Yes. It's a good question. Again, we're not giving out any guidance quite yet on that. We certainly will as we get closer to reviewing all the data and presenting it.

We'll give a pretty detailed view over time, not right now, around when those trials -- if they're going to start, what they would look like, and when they'll start, et cetera. We will give that. We have given out, historically, a very good glimpse of what our early development program is, and when we're ready, we'll share the late development program as well.

And in terms of AG-120, and let's say the Phase 1 gets through there, when would we look at the Phase 2 approximately to start there?

Yes. For AG-120, we have not given out yet any guidance on when to expect to see data from that trial. We're going to wait, like we've done with AG-221, until we initiate those trials, and then we'll guide and when to see that.

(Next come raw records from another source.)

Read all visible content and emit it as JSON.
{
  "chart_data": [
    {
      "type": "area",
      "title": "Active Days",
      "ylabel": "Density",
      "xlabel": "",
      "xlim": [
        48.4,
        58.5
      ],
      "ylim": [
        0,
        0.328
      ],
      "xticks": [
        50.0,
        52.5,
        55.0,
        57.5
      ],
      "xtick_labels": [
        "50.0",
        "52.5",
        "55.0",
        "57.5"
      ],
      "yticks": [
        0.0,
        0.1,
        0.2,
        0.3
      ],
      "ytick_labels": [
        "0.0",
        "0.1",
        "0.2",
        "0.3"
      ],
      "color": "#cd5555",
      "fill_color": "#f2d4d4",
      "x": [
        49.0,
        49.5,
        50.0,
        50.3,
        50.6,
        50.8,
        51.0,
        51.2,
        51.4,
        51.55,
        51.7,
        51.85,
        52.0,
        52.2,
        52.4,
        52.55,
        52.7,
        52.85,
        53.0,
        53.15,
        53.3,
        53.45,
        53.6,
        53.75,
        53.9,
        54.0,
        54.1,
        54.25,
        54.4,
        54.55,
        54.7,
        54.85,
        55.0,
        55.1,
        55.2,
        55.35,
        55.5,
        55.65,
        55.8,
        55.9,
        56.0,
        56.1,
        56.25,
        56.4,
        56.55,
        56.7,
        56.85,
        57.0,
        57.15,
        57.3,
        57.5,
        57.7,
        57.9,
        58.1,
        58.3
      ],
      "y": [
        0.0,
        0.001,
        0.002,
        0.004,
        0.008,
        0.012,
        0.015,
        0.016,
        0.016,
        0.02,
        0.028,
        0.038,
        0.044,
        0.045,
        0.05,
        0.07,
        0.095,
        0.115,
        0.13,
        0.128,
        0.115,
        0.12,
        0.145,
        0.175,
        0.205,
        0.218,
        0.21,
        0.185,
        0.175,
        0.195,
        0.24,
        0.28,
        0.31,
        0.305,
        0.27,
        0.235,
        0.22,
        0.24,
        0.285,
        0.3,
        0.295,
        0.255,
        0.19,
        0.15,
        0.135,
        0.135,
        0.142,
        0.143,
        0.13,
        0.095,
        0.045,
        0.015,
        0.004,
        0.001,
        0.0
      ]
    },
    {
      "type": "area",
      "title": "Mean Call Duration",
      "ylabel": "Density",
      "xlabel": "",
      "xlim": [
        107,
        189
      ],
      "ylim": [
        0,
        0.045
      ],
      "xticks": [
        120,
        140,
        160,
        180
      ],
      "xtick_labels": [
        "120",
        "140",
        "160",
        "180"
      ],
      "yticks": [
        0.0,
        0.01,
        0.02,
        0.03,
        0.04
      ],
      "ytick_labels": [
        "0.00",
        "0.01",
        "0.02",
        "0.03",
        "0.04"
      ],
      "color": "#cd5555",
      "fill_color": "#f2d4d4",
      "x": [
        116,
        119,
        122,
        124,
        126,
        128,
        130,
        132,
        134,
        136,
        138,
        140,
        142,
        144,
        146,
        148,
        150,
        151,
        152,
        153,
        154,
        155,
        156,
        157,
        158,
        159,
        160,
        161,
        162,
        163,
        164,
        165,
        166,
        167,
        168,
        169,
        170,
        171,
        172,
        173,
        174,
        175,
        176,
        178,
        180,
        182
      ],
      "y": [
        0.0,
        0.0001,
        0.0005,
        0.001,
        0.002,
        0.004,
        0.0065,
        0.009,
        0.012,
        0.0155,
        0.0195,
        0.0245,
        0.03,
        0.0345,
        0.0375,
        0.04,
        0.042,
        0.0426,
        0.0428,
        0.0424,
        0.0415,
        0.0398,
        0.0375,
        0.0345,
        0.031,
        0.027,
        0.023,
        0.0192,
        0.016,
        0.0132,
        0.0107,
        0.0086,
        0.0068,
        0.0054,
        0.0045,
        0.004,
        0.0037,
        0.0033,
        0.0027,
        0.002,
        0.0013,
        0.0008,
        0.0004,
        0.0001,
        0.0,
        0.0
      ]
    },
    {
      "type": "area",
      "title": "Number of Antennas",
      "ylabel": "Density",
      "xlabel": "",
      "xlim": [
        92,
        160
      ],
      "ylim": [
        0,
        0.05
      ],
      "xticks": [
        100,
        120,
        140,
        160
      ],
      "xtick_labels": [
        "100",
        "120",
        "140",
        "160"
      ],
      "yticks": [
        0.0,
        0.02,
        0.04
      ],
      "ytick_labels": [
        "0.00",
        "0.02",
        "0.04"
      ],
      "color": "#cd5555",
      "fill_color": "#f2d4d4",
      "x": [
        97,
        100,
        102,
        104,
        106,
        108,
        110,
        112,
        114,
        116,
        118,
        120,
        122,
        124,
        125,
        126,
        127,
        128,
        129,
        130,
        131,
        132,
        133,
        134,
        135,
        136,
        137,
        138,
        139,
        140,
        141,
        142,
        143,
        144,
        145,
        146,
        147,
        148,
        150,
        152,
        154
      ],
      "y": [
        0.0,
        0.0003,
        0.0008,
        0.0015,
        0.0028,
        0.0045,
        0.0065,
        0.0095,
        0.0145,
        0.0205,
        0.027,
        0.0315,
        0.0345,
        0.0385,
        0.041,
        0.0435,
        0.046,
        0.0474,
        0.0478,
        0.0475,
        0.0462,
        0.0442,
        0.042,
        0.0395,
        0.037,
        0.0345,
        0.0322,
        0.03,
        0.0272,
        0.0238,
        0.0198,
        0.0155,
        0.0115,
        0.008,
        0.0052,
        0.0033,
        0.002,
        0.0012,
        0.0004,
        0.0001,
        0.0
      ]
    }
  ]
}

And like with 221, once we get through that Phase 1 trial, or at least a fraction of it, we'll then guide what later development timelines look like. I'll remind you that our key milestones -- clinical milestones for 2014 are the AG-221 data at AACR, the initiation of the expansion cohorts in 2014, and the clinical starts for AG-120 and AG-348.

And what were the main indications that you feel could be commercially available for AG-120? I'm just looking ahead. What are the top two indications that you're going to target?

So we'll let the science dictate exactly where we move. We think that's the most important way to make those decisions, based on the quality of the signal we're seeing, as well as the need that patients have. It is pretty clear that the diseases, the subsets of which carry an IDH1 mutation, are very, very much in need of new therapies, whether it's glioma, chondrosarcoma, cholangiocarcinoma, T-cell lymphoma, and the hematologic malignancies.

At this point, we think they're all really important to explore, and we plan to explore all of them, as well as some of the other solid tumor patients that carry the mutation. Once we understand both safety and a look at efficacy, then we'll make decisions on which ones to move, but many of these are diseases that really have no standard of care available to them.

And I'm showing no further questions at this time. I would like to turn the conference back over to our host for closing remarks.

Well, I'd like to thank everybody for participating today. Thanks for all your support in the past and in the future going forward, and look forward to seeing you at future meetings. So it thanks today.

Ladies and gentlemen, this does conclude today's presentation. You may now disconnect, and have a wonderful day.